Она не знала наверняка, но очень хорошо чувствовала. Чуяла, как охотничья собака чует кровь.
— Дети рождаются не от обряда венчания в храме, кому, как ни тебе, это знать, — выдала Руфь, кусая губы.
— Бессмысленно отпираться, так мы просто теряем время. Амир не сын тебе, а кто тогда? Мне давно интересно, почему он шарахается от меня всякий раз, когда я спрашиваю его о родителях. Если ты будешь откровенна, я постараюсь помочь, хоть ситуация с Амиром весьма сложная, поверь.
Одинокий шар белого пламени, который они захватили с собой, медленно оплывал искрами на мрамор. Руфь неподвижно стояла прямо под ним, и некоторые искры затухали на её платье, в волосах.
— Я уйду, — сказала она наконец, разворачиваясь на каблуках.
— Нет уж, постой.
Тон Орланы подчинял даже хмурых военачальников. Не научись она приказывать — ей было бы невыносимо плохо. Вот и Руфь послушалась, замерла вполоборота. Но сжалась как будто ещё больше, сгорбилась, как кошка, намеренная защищать выводок до последнего хриплого вздоха.

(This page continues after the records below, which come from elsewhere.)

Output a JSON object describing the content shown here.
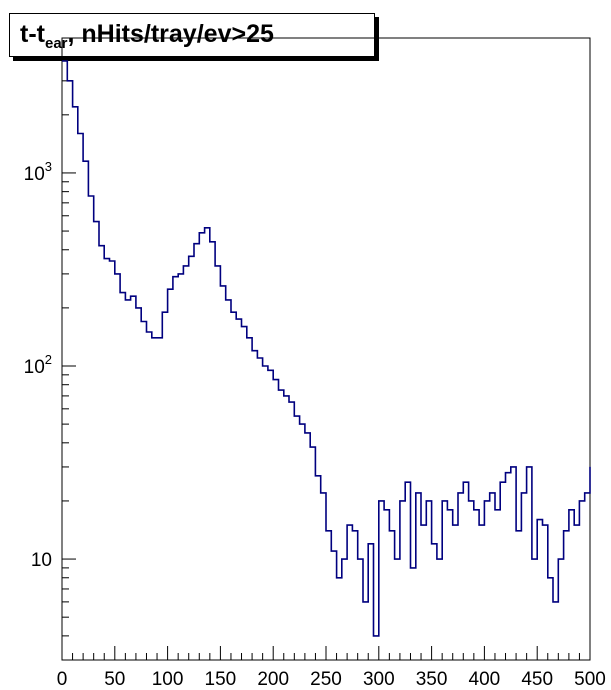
{
  "title": {
    "main": "t-t",
    "sub": "ear",
    "rest": ", nHits/tray/ev>25"
  },
  "colors": {
    "line": "#00007f",
    "axis": "#000000",
    "background": "#ffffff"
  },
  "chart_data": {
    "type": "line",
    "xlim": [
      0,
      500
    ],
    "ylim": [
      3,
      5000
    ],
    "ylog": true,
    "grid": false,
    "x_ticks": [
      "0",
      "50",
      "100",
      "150",
      "200",
      "250",
      "300",
      "350",
      "400",
      "450",
      "500"
    ],
    "y_ticks": [
      {
        "value": 10,
        "base": "10",
        "exp": ""
      },
      {
        "value": 100,
        "base": "10",
        "exp": "2"
      },
      {
        "value": 1000,
        "base": "10",
        "exp": "3"
      }
    ],
    "series": [
      {
        "x": [
          0,
          5,
          10,
          15,
          20,
          25,
          30,
          35,
          40,
          45,
          50,
          55,
          60,
          65,
          70,
          75,
          80,
          85,
          90,
          95,
          100,
          105,
          110,
          115,
          120,
          125,
          130,
          135,
          140,
          145,
          150,
          155,
          160,
          165,
          170,
          175,
          180,
          185,
          190,
          195,
          200,
          205,
          210,
          215,
          220,
          225,
          230,
          235,
          240,
          245,
          250,
          255,
          260,
          265,
          270,
          275,
          280,
          285,
          290,
          295,
          300,
          305,
          310,
          315,
          320,
          325,
          330,
          335,
          340,
          345,
          350,
          355,
          360,
          365,
          370,
          375,
          380,
          385,
          390,
          395,
          400,
          405,
          410,
          415,
          420,
          425,
          430,
          435,
          440,
          445,
          450,
          455,
          460,
          465,
          470,
          475,
          480,
          485,
          490,
          495,
          500
        ],
        "y": [
          3800,
          3000,
          2200,
          1600,
          1150,
          760,
          560,
          420,
          360,
          350,
          300,
          240,
          220,
          230,
          200,
          170,
          150,
          140,
          140,
          190,
          250,
          290,
          300,
          330,
          370,
          430,
          490,
          520,
          440,
          330,
          260,
          220,
          190,
          175,
          160,
          140,
          120,
          110,
          100,
          95,
          85,
          75,
          70,
          65,
          55,
          50,
          45,
          38,
          27,
          22,
          14,
          11,
          8,
          10,
          15,
          14,
          10,
          6,
          12,
          4,
          20,
          18,
          14,
          10,
          20,
          25,
          9,
          22,
          15,
          20,
          12,
          10,
          20,
          18,
          15,
          22,
          25,
          20,
          18,
          15,
          20,
          22,
          18,
          25,
          28,
          30,
          14,
          22,
          30,
          10,
          16,
          15,
          8,
          6,
          10,
          14,
          18,
          15,
          20,
          22,
          30
        ]
      }
    ]
  }
}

— Я не сделала с ним ничего плохого.
— Понимаю, — чуть понизив тон, но всё ещё жёстко произнесла Орлана. — Наверняка, ты на это не способна. Тогда кто же сделал? Если ты посчитаешь возможным, я бы хотела знать всю историю Амира, заканчивая тем, как именно он оказался в моём замке.
Выслушав сбивающуюся то и дело Руфь, Орлана подумала вдруг, что после этого разговора они не станут подругами. Даже такими фиктивными, как были в университете — не станут. И вряд ли черкнут друг другу пару писем — даже в большой праздник. Всё старое, что успело забыться, всколыхнулось в душе.

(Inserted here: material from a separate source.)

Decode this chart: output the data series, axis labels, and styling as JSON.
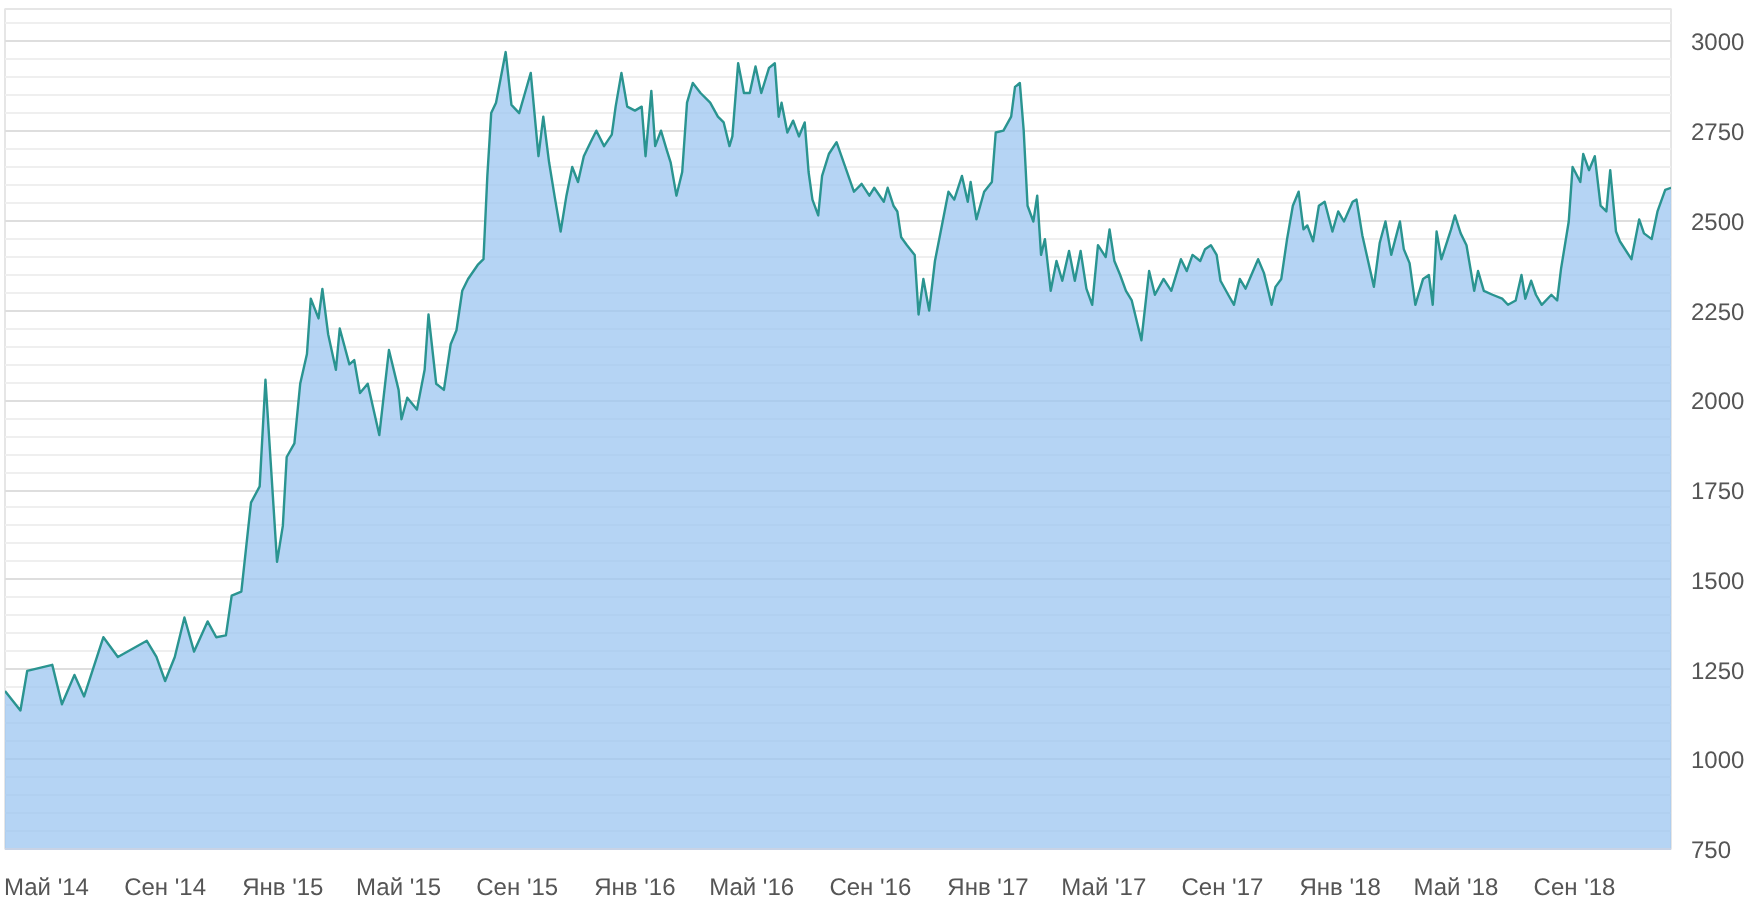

Когда-то давно Руфь любила бродить по ночному городу. В столице было безопасно, везде — светло от белого пламени. Когда-то давно Руфь умела плакать — и рассказывала Орлане, что ей очень трудно живётся, слишком искренней в жестоком мире. Слишком некрасивой среди мужчин, которые ценят только внешность. Раньше она умела смеяться, и, в общем-то, была неплохим собеседником, если не уходила в себя.
Однажды после долгого молчания она сказала Орлане:
— Знаешь, наши пути разошлись. Мы слишком разные. У тебя — муж, дети, государственные дела. У меня — книги и мечты. Лучше нам больше не тяготить друг друга этой дружбой.
Орлана тогда не нашлась, что ответить.